How long will this growth continue, given that affordability remains challenged and supply tight? Recent research by Mandala Partners, commissioned by the Property Council of Australia, projects a shortfall of approximately 462,000 homes against the Albanese government’s target of constructing 1.2 million new, well-located homes by 2029. ​

Ongoing construction challenges – including labour shortages and rising material costs – are driving up the cost of new dwellings and exacerbating the supply-demand imbalance. As a result, property prices and rents in capital city markets are expected to remain under upward pressure.

Ongoing debates about taxation policies, such as stamp duty reforms, could also influence market dynamics and crimp investors’ enthusiasm.

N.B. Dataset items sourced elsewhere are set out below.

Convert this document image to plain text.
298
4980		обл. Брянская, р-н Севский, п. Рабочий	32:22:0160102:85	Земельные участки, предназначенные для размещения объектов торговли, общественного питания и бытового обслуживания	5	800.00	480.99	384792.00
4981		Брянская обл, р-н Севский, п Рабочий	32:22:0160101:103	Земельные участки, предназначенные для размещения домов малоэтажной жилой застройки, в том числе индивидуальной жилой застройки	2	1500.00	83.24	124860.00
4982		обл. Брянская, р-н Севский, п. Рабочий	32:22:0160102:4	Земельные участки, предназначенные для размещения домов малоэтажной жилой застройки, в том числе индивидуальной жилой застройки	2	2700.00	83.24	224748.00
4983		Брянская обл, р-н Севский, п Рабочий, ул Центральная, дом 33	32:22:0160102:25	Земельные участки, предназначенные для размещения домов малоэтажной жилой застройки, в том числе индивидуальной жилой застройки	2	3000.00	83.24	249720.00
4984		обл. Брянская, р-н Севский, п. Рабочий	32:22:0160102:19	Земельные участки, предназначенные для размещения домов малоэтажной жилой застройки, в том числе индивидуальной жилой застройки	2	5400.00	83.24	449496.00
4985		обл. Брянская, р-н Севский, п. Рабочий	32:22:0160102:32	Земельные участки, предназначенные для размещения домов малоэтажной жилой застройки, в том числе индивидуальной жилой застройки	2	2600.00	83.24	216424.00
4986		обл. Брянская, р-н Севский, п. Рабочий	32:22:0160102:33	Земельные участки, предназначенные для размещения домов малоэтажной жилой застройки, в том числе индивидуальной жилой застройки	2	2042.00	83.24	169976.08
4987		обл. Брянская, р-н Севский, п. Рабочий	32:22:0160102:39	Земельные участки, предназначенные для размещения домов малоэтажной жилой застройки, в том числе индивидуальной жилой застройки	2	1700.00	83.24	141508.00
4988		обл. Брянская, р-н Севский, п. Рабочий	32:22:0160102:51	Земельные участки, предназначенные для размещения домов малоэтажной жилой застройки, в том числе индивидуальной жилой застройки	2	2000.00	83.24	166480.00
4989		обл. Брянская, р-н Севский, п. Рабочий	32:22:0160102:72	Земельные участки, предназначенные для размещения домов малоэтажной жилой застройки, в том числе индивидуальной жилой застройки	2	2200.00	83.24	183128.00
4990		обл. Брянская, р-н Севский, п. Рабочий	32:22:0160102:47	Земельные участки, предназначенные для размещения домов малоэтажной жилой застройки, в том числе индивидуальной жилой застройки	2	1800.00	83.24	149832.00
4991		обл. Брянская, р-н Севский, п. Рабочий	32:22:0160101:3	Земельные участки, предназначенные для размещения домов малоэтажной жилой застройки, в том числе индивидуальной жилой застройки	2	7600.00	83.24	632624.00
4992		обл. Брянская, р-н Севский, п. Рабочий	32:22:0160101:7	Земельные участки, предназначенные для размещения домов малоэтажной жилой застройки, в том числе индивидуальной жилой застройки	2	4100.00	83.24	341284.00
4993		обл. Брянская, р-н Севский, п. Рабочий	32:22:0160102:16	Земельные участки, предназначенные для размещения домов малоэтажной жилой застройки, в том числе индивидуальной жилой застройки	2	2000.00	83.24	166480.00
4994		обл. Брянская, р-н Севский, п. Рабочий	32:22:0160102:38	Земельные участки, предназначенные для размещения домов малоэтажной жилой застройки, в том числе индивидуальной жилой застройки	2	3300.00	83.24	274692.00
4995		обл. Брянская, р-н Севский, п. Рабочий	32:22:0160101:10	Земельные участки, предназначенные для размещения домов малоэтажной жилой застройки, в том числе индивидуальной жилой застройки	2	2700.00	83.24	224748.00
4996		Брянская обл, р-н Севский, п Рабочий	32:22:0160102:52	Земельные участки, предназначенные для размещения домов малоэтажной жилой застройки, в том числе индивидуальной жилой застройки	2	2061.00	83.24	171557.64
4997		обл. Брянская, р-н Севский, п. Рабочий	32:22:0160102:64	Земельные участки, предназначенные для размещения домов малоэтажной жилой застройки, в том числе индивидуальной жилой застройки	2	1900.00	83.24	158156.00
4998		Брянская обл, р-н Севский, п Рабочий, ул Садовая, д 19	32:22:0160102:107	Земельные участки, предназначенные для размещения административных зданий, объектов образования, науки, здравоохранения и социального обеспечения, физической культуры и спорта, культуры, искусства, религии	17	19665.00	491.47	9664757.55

Yet, as Matthew Hassan, Head of Australian Macro-Forecasting at Westpac, put it, grounds for optimism remain. “Our view … is that the housing upturn will see another modest leg higher, with the impetus coming from lower interest rates, but relatively subdued gains given the high starting point for prices and relatively shallow RBA easing cycle,” he said in a recent report.

As the Australian housing market continues to navigate its path to recovery, keeping a close watch on evolving economic conditions and the supply-demand disparity will be crucial.